Consider an infinite geometric sequence with \({u_1} = 40\) and \(r = \frac{1}{2}\) .

(i)     Find \({u_4}\) .

(ii)    Find the sum of the infinite sequence.

Consider an arithmetic sequence with n terms, with first term (\( - 36\)) and eighth term (\( - 8\)) .

(i)     Find the common difference.

(ii)    Show that \({S_n} = 2{n^2} - 38n\) .

The sum of the infinite geometric sequence is equal to twice the sum of the arithmetic sequence. Find n .

(i) correct approach     (A1)

e.g. \({u_4} = (40){\frac{1}{2}^{(4 - 1)}}\) , listing terms

\({u_4} = 5\)     A1     N2

(ii) correct substitution into formula for infinite sum     (A1)

e.g. \({S_\infty } = \frac{{40}}{{1 - 0.5}}\) , \({S_\infty } = \frac{{40}}{{0.5}}\)

\({S_\infty } = 80\)     A1     N2

[4 marks]

(i) attempt to set up expression for \({u_8}\)     (M1)

e.g. \( - 36 + (8 - 1)d\)

correct working     A1

e.g. \( - 8 = - 36 + (8 - 1)d\) , \(\frac{{ - 8 - ( - 36)}}{7}\)

\(d = 4\)     A1     N2

(ii) correct substitution into formula for sum     (A1)

e.g. \({S_n} = \frac{n}{2}(2( - 36) + (n - 1)4)\)

correct working     A1

e.g. \({S_n} = \frac{n}{2}(4n - 76)\) , \( - 36n + 2{n^2} - 2n\)
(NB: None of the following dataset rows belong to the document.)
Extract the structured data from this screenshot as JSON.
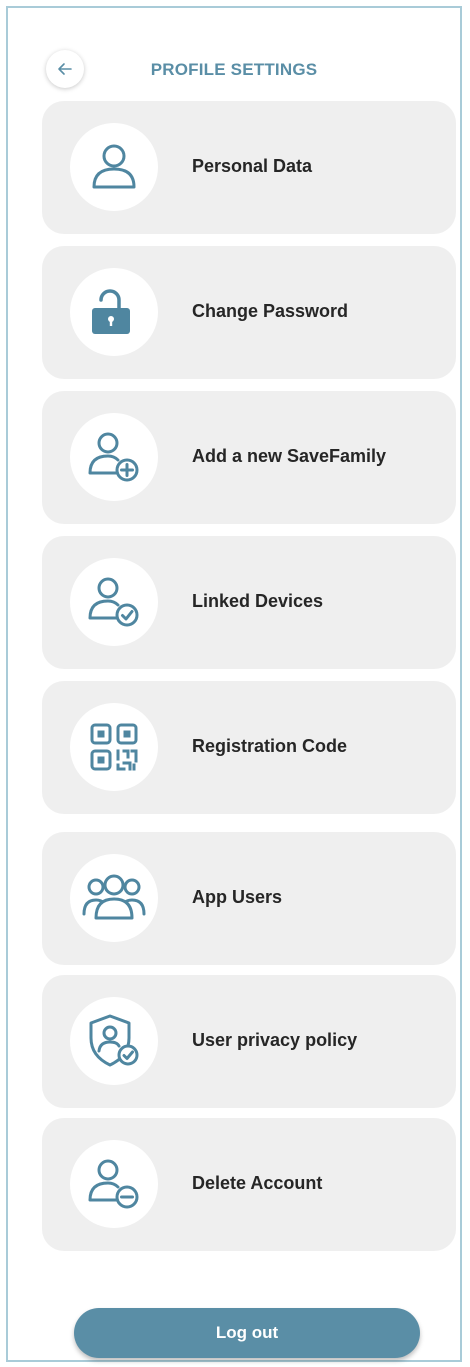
{
  "header": {
    "title": "PROFILE SETTINGS",
    "back_icon": "back-arrow-icon"
  },
  "menu": {
    "items": [
      {
        "label": "Personal Data",
        "icon": "user-icon"
      },
      {
        "label": "Change Password",
        "icon": "unlocked-padlock-icon"
      },
      {
        "label": "Add a new SaveFamily",
        "icon": "user-add-icon"
      },
      {
        "label": "Linked Devices",
        "icon": "user-check-icon"
      },
      {
        "label": "Registration Code",
        "icon": "qr-code-icon"
      },
      {
        "label": "App Users",
        "icon": "users-group-icon"
      },
      {
        "label": "User privacy policy",
        "icon": "shield-user-check-icon"
      },
      {
        "label": "Delete Account",
        "icon": "user-remove-icon"
      }
    ]
  },
  "footer": {
    "logout_label": "Log out"
  },
  "colors": {
    "accent": "#5a8ea6",
    "card_background": "#efefef",
    "text": "#262626",
    "frame_border": "#a9cbd8"
  }
}
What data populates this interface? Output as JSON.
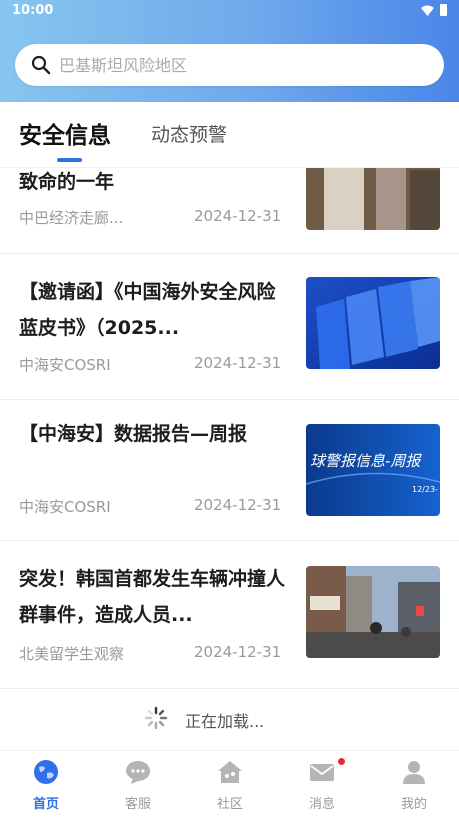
{
  "status_bar": {
    "time": "10:00"
  },
  "search": {
    "placeholder": "巴基斯坦风险地区"
  },
  "tabs": [
    {
      "label": "安全信息",
      "active": true
    },
    {
      "label": "动态预警",
      "active": false
    }
  ],
  "news": [
    {
      "title": "致命的一年",
      "source": "中巴经济走廊...",
      "date": "2024-12-31",
      "thumb": "photo-crowd-icon"
    },
    {
      "title": "【邀请函】《中国海外安全风险蓝皮书》（2025...",
      "source": "中海安COSRI",
      "date": "2024-12-31",
      "thumb": "blue-books-icon"
    },
    {
      "title": "【中海安】数据报告—周报",
      "source": "中海安COSRI",
      "date": "2024-12-31",
      "thumb": "report-banner-icon",
      "thumb_text": "球警报信息-周报",
      "thumb_subtext": "12/23-"
    },
    {
      "title": "突发！韩国首都发生车辆冲撞人群事件，造成人员...",
      "source": "北美留学生观察",
      "date": "2024-12-31",
      "thumb": "street-photo-icon"
    }
  ],
  "loading": {
    "text": "正在加载..."
  },
  "bottom_nav": [
    {
      "label": "首页",
      "icon": "globe-icon",
      "active": true
    },
    {
      "label": "客服",
      "icon": "chat-icon",
      "active": false
    },
    {
      "label": "社区",
      "icon": "community-icon",
      "active": false
    },
    {
      "label": "消息",
      "icon": "mail-icon",
      "active": false,
      "badge": true
    },
    {
      "label": "我的",
      "icon": "user-icon",
      "active": false
    }
  ],
  "colors": {
    "accent": "#2f6fe8",
    "badge": "#e8282e",
    "header_start": "#86c6ee",
    "header_end": "#4a86e8"
  }
}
\({S_n} = 2{n^2} - 38n\)     AG     N0

[5 marks]

multiplying \({S_n}\) (AP) by 2 or dividing S (infinite GP) by 2     (M1)

e.g. \(2{S_n}\) , \(\frac{{{S_\infty }}}{2}\) , 40

evidence of substituting into \(2{S_n} = {S_\infty }\)     A1

e.g. \(2{n^2} - 38n = 40\) , \(4{n^2} - 76n - 80\) (\( = 0\))

attempt to solve their quadratic (equation)     (M1)

e.g. intersection of graphs, formula

\(n = 20\)     A2     N3

[5 marks]

Most candidates found part (a) straightforward, although a common error in (a)(ii) was to calculate 40 divided by \(\frac{1}{2}\) as 20.

In part (b), some candidates had difficulty with the "show that" and worked backwards from the answer given.

Most candidates obtained the correct equation in part (c), although some did not reject the negative value of n as impossible in this context.